Deutsche Medien berichten nun von einem verantwortungslosen Umgang mit diesen Steuergeldern. In der Max-Planck-Gesellschaft, dem Olymp der deutschen Wissenschaft, seien womöglich Forschungsgelder in Millionenhöhe veruntreut worden, war im ARD-Politikmagazin "Report Mainz" am Mittwochabend unter Berufung auf interne Unterlagen zu erfahren. Laut Recherchen von ARD und "Spiegel" hat der Sächsische Rechnungshof festgestellt, dass am Max-Planck-Institut für Molekulare Zellbiologie und Genetik in Dresden Einweihungspartys gefeiert, Bands bestellt und Alkohol geordert worden sei - ausgewiesen als dienstliche Bewirtungen. Das Institut habe daraufhin 200.000 Euro zurückzahlen müssen.

Weiters hätten Recherchen im Grundbuchamt Göttingen ergeben, dass die MPG einem ehemaligen Präsidenten, Peter Gruss, ein Grundstück übertragen und dabei Steuern und Gebühren von 200.000 Euro übernommen habe. Die Übertragung sei im kleinsten Kreis beschlossen worden. Laut dem Oberste Bayerischen Rechnungshof hätte der Steuerzahler informiert werden müssen.

Außerdem soll Gruss für seine Ehefrau einen Posten als Referentin geschaffen und seinen Sohn als Leiter einer Stiftung untergebracht haben. Die Ehefrau eines weiteren Direktors sei zu dessen Ko-Direktorin ernannt worden. Die Max-Planck-Gesellschaft beruft sich in einer Stellungnahme auf das "Dual Career"-System, wonach Partner von Wissenschaftern, die ebenfalls Wissenschafter sind, nach Möglichkeit ihren Job vor Ort ausüben können sollen. Die Beschäftigung von Ehepartnern oder Familienangehörigen beim gleichen Arbeitgeber oder in der gleichen Dienststelle sei nicht untersagt.

Schon im Juni war bekannt geworden, dass Mitarbeiter eigene Firmen betreiben, woraus sich Interessenskonflikte mit den Leitlinien der Gesellschaft ergäben. So hätte das Halbleiterlabor der MPG in München eine Firma namens PN Sensor mit der Herstellung von Siliziumchips beauftragt, dessen Mehrheitseigentümerin die Ehefrau des Laborleiters sei. Den Produktionsüberschuss durfte die Firma, die 2009 einen Gewinn von 3,4 Millionen Euro machte, auf dem Markt verkaufen.

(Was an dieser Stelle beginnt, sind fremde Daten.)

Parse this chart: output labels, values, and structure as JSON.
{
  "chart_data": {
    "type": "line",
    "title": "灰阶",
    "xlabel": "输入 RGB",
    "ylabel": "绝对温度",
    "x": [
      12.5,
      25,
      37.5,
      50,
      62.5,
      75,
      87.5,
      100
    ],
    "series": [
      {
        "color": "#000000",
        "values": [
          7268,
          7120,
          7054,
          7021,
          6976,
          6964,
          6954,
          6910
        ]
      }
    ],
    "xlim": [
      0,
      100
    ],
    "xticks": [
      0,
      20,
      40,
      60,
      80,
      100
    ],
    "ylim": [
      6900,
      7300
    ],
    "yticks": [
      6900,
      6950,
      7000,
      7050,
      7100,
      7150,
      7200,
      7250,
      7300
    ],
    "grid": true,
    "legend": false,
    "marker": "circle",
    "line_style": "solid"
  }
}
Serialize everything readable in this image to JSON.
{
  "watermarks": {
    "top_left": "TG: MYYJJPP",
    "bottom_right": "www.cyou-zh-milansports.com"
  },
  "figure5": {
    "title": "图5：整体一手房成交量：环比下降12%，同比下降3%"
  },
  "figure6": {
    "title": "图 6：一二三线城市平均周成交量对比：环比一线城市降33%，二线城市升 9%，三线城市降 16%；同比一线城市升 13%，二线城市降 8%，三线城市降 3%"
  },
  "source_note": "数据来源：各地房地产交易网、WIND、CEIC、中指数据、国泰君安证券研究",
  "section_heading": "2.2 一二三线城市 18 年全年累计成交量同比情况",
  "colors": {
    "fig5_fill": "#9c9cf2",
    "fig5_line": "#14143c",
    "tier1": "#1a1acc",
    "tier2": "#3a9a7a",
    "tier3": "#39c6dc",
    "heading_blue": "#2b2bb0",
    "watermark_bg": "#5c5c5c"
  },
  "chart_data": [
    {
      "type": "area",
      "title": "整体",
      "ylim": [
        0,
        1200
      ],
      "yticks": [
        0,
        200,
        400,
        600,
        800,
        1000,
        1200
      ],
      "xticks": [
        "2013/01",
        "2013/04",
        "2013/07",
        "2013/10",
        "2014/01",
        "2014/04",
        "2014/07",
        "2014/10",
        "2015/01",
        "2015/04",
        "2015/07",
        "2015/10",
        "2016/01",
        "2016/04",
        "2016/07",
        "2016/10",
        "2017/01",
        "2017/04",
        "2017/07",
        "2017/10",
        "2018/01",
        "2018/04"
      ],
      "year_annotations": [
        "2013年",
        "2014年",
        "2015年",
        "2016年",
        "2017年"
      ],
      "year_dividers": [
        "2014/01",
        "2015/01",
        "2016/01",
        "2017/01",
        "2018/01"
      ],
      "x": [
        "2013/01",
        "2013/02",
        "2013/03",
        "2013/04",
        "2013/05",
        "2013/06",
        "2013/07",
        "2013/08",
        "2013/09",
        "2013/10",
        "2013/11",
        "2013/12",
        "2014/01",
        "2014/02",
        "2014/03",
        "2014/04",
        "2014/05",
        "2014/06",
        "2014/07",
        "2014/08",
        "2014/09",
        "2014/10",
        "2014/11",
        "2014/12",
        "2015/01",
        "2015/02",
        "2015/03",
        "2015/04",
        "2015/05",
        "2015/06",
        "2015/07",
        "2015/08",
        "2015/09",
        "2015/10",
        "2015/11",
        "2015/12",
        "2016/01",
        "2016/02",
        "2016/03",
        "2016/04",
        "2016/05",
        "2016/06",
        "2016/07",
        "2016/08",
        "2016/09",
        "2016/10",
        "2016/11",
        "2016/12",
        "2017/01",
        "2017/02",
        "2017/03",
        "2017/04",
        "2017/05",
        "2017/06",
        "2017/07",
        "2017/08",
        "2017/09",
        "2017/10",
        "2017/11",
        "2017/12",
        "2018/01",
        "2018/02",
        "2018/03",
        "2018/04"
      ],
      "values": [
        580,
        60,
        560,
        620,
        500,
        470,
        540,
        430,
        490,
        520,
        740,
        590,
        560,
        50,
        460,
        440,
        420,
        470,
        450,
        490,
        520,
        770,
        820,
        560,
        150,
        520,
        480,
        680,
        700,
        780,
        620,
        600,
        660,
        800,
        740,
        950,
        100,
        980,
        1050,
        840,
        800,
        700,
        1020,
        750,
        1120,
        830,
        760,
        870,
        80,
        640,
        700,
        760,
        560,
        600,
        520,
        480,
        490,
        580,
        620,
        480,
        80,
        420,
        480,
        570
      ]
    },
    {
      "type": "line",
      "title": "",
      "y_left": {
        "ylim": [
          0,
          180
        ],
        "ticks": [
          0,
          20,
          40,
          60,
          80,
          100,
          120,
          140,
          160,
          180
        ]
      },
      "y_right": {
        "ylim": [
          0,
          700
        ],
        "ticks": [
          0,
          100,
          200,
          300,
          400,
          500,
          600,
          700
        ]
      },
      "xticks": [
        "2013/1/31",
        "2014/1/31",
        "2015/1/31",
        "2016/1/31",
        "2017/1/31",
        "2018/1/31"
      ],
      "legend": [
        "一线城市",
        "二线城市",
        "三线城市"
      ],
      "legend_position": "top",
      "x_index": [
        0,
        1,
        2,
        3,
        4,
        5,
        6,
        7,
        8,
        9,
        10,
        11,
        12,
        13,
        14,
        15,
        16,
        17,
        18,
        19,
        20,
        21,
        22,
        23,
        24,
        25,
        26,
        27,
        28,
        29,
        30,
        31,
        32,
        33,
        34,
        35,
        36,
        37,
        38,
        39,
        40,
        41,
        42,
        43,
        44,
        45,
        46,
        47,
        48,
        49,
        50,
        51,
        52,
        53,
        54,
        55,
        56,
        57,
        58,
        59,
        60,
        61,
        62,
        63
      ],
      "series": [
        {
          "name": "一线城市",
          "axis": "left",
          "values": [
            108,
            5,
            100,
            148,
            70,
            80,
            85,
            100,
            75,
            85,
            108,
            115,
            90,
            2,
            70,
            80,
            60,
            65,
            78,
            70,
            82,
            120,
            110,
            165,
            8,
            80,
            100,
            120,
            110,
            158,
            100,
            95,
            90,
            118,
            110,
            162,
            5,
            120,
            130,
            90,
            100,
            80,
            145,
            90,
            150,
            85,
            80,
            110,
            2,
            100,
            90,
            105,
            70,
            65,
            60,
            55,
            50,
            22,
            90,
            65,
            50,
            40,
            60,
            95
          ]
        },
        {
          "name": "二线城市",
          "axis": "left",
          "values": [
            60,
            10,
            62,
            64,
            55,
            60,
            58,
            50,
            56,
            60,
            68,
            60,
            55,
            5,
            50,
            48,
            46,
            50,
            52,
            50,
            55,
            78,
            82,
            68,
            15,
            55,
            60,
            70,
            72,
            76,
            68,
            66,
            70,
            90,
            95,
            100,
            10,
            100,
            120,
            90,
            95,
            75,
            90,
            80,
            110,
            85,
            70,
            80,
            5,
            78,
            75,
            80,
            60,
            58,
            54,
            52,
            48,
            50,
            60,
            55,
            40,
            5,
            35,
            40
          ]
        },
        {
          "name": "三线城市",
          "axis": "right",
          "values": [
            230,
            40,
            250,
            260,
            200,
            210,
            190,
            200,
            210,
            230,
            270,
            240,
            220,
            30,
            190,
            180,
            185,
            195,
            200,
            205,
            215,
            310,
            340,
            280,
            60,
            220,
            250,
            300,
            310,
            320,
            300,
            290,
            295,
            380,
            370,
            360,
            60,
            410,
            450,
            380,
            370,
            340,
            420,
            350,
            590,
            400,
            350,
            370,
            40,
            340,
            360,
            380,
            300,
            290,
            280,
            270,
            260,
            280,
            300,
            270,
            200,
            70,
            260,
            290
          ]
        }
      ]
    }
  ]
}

Die Max-Planck-Gesellschaft kritisiert "Fehler" in der Berichterstattung und hat eine einstweilige Verfügung beim Landgericht München gegen "bestimmte Behauptungen von Report Mainz" erwirkt. Sie verweist auf Grauzonen der Praxis: So unterhalte man Wohnungen, um diese Mitarbeitern zu ortsüblichen Mieten zur Verfügung zu stellen. Dies erleichtere es, insbesondere Forscher aus dem Ausland anzuwerben, für die die Übersiedlung ansonsten eine Hürde darstellen würde. Weiters trage die Gesellschaft Sorge, dass Rechtsgeschäfte und Anstellungsverhältnisse zwischen Angehörigen vermieden werden. Personen würden nach Qualifikation beschäftigt. Im "Fall des Sohnes von Herrn Gruss wurde das Beschäftigungsverhältnis durch die Gremien der MPG, hier Verwaltungsrat und Senat, geprüft".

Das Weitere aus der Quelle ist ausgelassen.